COVID-19 in LebanonDomestic migrant workers in the Middle East are trapped in a modern form of slavery under the Kafala system. Indeed, Lebanon is home to a quarter of a million domestic workers. Domestic workers are bearing the brunt of the economic crisis as a result of the stay at home orders due to the pandemic, but many organizations are helping migrant workers evacuate in addition to providing food, housing and legal assistance amid COVID-19 in Lebanon.

The Kafala System

The Kafala System is an exploitative framework that requires migrant workers in Gulf nations to have a sponsor in order to be employed in these regions. The issue with this type of system is that the worker has no autonomy or freedom to choose how much they get paid, nor do they have the option to choose the hours they work. This gives employers a pass to sexually abuse workers, confiscate their personal documents such as IDs, passports, dictate where their employee is allowed to stay or move to and even withhold pay. In short, it allows for a modern form of slavery.

Due to COVID-19 in Lebanon, the country’s economy is projected to take a major hit. Already, the price of food has become inflated, unemployment is on the rise and the local currency value dropped from 1,500 pounds to the dollar to 3,500 pounds to the dollar.

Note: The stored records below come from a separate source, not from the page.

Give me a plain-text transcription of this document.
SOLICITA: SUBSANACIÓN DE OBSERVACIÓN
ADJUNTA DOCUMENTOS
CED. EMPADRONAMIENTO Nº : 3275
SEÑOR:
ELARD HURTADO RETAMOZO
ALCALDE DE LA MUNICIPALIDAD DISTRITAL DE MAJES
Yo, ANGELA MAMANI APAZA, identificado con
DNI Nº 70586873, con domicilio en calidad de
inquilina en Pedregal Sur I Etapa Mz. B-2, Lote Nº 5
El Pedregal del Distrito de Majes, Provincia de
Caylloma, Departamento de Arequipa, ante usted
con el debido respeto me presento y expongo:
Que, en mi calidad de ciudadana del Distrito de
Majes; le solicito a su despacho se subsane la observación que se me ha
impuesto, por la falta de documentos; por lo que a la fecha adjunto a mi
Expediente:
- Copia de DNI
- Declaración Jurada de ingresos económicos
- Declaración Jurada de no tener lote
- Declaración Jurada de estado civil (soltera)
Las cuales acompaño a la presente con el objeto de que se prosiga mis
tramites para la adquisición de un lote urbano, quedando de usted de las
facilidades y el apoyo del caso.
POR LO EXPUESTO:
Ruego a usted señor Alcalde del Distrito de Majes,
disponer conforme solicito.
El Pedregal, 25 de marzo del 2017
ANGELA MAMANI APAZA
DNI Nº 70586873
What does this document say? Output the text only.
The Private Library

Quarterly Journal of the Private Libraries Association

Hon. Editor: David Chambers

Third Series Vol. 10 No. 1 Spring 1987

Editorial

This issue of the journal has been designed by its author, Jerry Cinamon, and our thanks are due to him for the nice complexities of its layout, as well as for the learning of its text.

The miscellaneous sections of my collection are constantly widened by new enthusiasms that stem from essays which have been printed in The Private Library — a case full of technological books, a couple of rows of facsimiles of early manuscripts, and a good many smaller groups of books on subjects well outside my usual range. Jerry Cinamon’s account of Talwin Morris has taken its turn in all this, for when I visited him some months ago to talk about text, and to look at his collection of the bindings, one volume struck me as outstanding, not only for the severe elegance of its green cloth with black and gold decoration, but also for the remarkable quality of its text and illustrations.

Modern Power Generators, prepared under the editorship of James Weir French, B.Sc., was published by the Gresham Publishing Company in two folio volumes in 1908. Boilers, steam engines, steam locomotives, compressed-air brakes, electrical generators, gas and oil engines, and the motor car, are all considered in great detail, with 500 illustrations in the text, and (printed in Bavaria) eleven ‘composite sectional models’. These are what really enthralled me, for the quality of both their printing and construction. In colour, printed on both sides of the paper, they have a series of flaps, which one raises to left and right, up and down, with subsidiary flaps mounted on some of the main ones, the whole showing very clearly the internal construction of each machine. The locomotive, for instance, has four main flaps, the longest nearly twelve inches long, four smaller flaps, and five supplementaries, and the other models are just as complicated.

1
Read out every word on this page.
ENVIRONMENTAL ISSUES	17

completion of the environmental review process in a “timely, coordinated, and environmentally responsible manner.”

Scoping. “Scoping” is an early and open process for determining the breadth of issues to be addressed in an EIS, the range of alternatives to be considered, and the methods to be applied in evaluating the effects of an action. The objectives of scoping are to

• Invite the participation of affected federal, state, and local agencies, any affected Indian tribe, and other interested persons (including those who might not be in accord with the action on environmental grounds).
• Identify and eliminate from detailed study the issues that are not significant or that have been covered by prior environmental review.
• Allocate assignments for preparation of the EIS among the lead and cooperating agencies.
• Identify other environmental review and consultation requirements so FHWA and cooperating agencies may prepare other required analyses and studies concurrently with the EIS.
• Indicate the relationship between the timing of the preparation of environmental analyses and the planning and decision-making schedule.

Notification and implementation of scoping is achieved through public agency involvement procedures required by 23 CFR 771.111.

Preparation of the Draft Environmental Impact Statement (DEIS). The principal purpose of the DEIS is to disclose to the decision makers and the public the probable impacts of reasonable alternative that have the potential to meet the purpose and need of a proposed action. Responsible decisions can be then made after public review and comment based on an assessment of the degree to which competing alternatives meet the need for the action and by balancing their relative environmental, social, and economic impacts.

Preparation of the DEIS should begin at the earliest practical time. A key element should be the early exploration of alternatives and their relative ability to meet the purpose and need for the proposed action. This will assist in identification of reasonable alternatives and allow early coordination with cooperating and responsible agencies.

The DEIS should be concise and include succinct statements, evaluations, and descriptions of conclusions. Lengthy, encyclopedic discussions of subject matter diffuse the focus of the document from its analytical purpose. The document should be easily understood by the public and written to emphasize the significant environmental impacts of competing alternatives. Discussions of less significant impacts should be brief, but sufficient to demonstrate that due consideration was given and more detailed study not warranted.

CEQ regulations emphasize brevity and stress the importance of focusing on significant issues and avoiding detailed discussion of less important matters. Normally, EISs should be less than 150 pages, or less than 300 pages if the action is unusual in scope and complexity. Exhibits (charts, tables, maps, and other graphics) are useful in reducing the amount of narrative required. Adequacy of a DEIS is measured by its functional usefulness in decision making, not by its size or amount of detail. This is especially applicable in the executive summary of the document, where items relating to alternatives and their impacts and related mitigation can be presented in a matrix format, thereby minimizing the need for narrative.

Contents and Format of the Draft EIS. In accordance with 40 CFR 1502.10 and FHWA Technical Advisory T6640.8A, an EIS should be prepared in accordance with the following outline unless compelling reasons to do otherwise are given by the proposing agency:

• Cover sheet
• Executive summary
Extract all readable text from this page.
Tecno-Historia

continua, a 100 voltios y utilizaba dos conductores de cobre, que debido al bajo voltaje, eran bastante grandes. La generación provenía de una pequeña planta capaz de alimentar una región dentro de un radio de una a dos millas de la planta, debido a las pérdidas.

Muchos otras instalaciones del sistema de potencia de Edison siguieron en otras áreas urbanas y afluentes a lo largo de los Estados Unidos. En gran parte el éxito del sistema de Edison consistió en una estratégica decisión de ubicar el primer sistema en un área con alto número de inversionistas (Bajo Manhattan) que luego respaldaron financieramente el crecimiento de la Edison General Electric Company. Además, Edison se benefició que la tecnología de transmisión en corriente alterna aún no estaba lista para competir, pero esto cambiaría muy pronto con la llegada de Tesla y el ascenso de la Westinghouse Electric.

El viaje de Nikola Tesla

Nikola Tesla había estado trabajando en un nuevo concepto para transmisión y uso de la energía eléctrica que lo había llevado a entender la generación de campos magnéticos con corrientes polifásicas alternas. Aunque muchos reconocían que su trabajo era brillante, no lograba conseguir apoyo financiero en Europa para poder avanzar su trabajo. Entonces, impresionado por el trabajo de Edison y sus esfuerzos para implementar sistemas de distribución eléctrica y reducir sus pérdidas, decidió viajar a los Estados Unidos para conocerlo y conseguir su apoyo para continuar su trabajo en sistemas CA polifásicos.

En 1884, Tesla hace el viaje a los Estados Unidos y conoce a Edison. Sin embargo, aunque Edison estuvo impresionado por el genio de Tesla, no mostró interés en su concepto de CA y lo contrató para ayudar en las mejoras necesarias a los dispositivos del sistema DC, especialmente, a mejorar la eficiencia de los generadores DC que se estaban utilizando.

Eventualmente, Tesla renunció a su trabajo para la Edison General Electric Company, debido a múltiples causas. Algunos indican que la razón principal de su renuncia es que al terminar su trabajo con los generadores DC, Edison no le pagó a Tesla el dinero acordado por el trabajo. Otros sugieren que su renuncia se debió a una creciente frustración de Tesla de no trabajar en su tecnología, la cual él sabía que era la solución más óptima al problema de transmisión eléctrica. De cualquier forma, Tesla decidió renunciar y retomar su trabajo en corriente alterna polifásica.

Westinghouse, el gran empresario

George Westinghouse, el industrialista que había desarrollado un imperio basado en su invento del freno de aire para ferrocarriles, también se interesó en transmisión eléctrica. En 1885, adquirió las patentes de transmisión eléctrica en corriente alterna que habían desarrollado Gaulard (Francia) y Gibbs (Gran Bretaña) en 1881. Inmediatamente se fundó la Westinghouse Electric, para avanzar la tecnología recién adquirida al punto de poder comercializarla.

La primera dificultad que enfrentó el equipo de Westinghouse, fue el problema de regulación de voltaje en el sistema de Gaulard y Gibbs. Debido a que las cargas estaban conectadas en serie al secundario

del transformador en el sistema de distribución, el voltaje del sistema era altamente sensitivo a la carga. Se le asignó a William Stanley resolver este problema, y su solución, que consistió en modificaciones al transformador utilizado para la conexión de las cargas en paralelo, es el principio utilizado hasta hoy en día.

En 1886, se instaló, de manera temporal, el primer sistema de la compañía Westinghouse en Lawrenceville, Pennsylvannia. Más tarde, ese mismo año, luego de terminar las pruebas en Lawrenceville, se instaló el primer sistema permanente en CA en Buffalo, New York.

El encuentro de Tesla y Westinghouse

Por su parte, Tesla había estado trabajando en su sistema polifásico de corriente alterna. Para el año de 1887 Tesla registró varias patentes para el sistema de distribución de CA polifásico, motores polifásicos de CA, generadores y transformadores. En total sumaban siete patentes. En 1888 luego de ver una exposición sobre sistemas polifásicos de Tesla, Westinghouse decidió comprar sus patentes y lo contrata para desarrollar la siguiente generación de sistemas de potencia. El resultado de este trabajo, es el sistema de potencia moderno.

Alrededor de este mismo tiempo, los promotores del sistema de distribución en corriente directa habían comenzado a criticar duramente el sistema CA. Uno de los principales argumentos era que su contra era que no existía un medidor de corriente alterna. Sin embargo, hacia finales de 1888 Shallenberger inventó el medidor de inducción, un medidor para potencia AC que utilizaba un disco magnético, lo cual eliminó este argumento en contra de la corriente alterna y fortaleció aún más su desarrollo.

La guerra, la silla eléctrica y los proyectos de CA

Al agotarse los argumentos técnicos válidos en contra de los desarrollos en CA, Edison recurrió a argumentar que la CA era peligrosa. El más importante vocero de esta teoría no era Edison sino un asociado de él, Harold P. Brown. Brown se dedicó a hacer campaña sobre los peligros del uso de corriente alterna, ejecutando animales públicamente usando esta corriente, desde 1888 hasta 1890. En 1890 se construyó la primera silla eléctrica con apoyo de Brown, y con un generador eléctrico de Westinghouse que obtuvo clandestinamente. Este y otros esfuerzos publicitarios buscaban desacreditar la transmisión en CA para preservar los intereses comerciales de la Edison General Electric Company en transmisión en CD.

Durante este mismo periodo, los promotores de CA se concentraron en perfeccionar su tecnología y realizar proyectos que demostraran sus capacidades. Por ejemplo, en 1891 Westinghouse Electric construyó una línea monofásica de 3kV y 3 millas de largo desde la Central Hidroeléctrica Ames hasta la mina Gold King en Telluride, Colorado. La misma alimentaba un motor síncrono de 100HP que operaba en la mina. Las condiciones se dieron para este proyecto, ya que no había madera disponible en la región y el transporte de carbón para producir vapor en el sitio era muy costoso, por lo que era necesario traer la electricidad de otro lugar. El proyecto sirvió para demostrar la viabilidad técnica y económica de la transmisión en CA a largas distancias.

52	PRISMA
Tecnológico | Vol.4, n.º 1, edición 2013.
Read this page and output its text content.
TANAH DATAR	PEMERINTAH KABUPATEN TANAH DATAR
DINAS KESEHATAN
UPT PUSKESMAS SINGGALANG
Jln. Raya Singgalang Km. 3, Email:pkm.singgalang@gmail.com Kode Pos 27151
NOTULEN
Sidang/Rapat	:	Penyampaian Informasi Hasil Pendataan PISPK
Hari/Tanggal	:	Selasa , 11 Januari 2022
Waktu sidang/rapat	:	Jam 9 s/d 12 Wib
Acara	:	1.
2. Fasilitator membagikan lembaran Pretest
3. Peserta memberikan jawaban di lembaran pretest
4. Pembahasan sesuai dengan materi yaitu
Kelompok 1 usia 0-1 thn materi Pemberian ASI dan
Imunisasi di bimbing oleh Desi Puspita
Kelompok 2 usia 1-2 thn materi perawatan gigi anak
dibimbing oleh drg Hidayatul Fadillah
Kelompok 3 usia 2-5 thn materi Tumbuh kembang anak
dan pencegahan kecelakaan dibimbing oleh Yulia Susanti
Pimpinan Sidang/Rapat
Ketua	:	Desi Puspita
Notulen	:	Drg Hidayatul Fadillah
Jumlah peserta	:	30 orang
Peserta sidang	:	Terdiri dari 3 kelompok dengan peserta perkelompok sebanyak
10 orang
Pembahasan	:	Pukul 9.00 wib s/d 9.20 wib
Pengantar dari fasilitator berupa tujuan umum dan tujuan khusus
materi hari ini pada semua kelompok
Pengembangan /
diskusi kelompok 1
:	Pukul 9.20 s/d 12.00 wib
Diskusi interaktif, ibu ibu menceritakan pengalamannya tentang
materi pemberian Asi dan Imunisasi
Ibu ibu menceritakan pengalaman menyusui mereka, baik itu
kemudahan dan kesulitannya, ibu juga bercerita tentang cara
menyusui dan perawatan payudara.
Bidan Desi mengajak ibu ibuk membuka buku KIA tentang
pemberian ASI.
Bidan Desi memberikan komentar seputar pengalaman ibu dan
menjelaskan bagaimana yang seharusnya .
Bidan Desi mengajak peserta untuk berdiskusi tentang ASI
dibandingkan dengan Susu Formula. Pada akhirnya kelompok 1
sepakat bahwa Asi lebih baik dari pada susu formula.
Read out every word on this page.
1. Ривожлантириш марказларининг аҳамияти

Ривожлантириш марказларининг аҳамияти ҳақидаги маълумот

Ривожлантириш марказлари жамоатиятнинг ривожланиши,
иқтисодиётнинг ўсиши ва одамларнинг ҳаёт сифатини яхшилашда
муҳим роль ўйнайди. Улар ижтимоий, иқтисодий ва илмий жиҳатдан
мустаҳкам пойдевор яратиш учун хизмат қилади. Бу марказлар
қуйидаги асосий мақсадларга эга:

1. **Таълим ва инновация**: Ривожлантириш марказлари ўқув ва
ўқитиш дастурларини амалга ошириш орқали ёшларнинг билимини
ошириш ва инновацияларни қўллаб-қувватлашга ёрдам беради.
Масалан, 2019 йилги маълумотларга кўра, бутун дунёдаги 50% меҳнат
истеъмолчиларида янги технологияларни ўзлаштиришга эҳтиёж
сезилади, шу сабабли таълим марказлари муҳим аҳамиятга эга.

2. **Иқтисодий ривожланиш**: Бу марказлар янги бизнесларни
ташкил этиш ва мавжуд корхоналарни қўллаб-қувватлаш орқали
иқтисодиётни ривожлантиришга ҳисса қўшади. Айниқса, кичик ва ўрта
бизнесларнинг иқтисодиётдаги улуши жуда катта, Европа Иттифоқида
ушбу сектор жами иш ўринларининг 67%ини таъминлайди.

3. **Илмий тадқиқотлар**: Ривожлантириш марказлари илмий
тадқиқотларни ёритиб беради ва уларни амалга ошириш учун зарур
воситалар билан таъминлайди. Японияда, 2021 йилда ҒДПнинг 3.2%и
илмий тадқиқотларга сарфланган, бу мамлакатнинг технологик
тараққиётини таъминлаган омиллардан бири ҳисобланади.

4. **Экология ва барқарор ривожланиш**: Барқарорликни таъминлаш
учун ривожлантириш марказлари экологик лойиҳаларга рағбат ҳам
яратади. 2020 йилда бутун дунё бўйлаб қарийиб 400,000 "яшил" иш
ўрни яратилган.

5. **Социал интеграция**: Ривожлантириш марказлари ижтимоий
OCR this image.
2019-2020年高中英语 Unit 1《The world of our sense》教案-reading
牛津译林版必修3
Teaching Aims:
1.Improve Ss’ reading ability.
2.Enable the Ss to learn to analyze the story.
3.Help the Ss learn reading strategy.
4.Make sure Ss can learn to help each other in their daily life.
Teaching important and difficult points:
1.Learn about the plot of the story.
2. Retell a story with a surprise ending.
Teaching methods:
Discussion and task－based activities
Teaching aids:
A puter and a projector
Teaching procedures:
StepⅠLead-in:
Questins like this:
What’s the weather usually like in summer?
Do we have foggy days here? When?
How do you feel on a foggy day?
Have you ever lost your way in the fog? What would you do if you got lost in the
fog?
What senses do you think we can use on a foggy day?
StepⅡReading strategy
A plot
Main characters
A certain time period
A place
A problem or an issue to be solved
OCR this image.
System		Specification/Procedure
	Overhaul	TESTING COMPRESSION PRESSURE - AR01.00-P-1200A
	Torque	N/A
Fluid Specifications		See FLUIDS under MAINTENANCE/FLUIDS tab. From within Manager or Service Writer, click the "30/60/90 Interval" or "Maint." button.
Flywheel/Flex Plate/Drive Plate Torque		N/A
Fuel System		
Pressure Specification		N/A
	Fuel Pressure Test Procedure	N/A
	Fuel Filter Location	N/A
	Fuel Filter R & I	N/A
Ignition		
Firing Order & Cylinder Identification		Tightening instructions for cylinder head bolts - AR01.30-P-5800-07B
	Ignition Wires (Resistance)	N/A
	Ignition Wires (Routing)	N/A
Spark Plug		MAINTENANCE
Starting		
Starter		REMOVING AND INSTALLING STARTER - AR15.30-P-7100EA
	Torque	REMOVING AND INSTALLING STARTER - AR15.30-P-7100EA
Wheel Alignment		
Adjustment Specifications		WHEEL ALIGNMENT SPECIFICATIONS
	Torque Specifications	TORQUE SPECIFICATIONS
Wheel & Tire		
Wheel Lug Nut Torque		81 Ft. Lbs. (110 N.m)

Organizations Providing Relief

  • Egna Legna Besidet እኛ ለኛ በስደት: Egna Legna is a women’s rights organization run by Ethiopian domestic workers in Lebanon. Its mission is to provide basic necessities for other female domestic migrant workers at risk. The organization is non-partisan, non-religious and community-based. Egna Legna has raised more than $30,000 on its GoFundMe page which is funding efforts to provide food and medicine to endangered domestic workers in Lebanon. On May 13, the organization made round trips to hospitals to provide migrant workers with food and helped them pay their medical expenses.
  • Kafa: Kafa is a Lebanese nonprofit civil rights and women’s rights organization that is non-governmental and secular. Its mission is to stop violence and exploitation against migrant women in Lebanon. The group’s advocacy aims to amend harmful social and economic laws and provide legal support and psychological counseling to migrant victims of gender-based violence. Its “Enough” campaign has helped more than 1,000 migrant women and refugees who faced domestic violence get affordable legal services and psychological support.
  • Insan Association: Insan is a non-discriminatory nonprofit registered under Lebanon’s Ministry of Justice that works to protect the most marginalized individuals including domestic workers, asylum seekers and refugees. The foundation helps provide assistance to individuals that the government and the legal system do not typically protect. The organization provides legal assistance, psychological support and educational programs for refugees and migrant workers. A decade since its launch, the organization has helped provide legal assistance and psychological support to more than 900 individuals. The organization won the With and For Girls Award in 2015 for its advocacy and assistance with young female refugees.

The fight for domestic worker rights is intrinsically linked to the fight for women’s rights. Around 80% of domestic workers worldwide are women and one in three women in the Middle East are wage workers. These three organizations are spreading the word about dismantling the Kafala system and freeing migrant women from domestic violence and abusive working conditions. In addition, they are working to provide relief to domestic workers who are suffering the consequences of COVID-19 in Lebanon.